No. Cal. Civ. Code § 1950.5(c) sets a hard cap at one month's rent (or two months if the small-landlord exemption applies) regardless of the tenant's credit score, rental history, or risk profile. The landlord may deny the application or require a co-signer, but cannot exceed the statutory deposit limit.
What happens to my existing two-month deposits on leases signed before July 1, 2024?
Deposits collected before the effective date do not have to be refunded down to one month, but cannot be increased. If you raise rent at renewal, the deposit must be reduced to match one month of the new rent if the existing deposit exceeds that amount. The excess must be refunded within 21 days of the renewal lease execution.
Does the small-landlord exemption apply if I own two properties through separate LLCs?
No. The exemption requires ownership by a natural person — a human being. LLCs, corporations, partnerships, and trusts are categorically excluded, even if the entity owns only one property and is wholly owned by a single individual. If title is held in an LLC, the one-month cap applies.
Can I charge a non-refundable pet fee in addition to the security deposit?
No. AB 2216 prohibits non-refundable pet fees in residential rentals. Every dollar collected as a pet-related charge must be refundable under the same 21-day itemized-deduction framework that governs the security deposit, and the combined total of security deposit plus pet deposit cannot exceed one month's rent (or two months if the small-landlord exemption applies).
What is the penalty for collecting more than one month's rent as a deposit after July 1, 2024?
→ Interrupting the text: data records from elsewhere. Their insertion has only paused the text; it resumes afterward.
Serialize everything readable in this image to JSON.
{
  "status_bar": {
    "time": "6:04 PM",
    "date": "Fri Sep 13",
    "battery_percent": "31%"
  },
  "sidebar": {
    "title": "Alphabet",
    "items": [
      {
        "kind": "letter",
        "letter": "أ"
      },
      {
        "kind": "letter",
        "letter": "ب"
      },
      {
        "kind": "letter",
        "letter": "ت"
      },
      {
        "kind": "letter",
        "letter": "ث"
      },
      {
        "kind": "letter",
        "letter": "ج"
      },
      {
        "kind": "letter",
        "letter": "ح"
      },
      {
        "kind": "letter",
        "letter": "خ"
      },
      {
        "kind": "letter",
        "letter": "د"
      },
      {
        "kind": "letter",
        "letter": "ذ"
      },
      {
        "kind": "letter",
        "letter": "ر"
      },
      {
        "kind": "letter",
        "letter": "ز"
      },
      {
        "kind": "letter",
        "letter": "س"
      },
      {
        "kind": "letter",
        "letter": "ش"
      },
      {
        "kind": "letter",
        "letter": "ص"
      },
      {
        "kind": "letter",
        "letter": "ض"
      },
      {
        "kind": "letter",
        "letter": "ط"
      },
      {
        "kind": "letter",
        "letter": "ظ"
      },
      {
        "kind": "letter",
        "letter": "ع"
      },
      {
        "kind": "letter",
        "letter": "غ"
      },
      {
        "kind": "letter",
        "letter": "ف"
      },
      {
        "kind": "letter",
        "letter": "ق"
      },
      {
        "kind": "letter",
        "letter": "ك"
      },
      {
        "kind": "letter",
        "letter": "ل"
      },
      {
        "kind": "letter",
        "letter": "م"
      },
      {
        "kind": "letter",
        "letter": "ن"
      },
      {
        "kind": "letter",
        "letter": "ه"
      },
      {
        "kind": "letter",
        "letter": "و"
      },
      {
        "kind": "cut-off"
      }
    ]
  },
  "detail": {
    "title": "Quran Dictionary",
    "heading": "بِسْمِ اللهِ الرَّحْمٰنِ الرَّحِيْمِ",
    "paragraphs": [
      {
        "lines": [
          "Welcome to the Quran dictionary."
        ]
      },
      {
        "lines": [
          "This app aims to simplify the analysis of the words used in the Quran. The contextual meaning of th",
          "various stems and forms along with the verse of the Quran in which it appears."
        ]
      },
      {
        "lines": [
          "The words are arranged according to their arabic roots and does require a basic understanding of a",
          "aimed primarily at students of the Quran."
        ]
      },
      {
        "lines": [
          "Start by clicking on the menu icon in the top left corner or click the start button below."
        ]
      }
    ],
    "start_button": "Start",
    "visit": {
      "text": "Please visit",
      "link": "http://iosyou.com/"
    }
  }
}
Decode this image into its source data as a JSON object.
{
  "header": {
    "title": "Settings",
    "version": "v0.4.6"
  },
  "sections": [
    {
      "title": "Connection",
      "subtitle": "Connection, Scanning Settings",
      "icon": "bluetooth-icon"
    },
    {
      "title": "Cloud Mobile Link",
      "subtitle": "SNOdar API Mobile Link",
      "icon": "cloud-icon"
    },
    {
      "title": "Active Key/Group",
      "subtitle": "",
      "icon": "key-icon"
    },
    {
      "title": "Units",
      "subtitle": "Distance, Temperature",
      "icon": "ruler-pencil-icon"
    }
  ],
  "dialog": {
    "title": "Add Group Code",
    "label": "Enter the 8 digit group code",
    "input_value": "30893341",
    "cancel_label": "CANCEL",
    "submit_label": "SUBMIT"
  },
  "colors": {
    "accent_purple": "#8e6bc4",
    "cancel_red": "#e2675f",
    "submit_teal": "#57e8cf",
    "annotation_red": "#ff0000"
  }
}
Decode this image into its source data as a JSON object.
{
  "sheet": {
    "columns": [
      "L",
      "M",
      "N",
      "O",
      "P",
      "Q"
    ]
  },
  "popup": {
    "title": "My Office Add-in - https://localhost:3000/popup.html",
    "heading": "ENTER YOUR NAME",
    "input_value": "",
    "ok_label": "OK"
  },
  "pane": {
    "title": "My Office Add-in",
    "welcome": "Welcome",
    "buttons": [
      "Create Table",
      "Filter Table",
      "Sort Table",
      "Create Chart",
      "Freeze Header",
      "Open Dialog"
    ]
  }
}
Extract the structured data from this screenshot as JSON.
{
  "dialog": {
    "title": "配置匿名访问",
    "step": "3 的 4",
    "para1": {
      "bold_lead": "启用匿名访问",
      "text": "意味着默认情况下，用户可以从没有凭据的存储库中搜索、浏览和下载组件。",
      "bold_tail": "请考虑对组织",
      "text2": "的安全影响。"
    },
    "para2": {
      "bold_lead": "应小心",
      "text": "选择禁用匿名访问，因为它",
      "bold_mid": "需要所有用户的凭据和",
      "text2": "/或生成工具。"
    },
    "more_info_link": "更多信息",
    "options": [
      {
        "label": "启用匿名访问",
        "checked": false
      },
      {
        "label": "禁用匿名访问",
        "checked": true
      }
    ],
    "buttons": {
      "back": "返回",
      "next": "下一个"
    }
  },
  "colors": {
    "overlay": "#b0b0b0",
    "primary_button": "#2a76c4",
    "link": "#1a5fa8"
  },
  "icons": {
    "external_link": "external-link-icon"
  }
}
The tenant may demand return of the excess at any time. If the landlord refuses, the tenant can sue for the excess amount plus treble damages under Cal. Civ. Code § 1950.5(l) if the court finds the landlord acted in bad faith. A $9,200 excess deposit can become a $27,600 judgment plus attorney fees. The safer course is to refund the excess immediately upon discovery and document the correction in writing.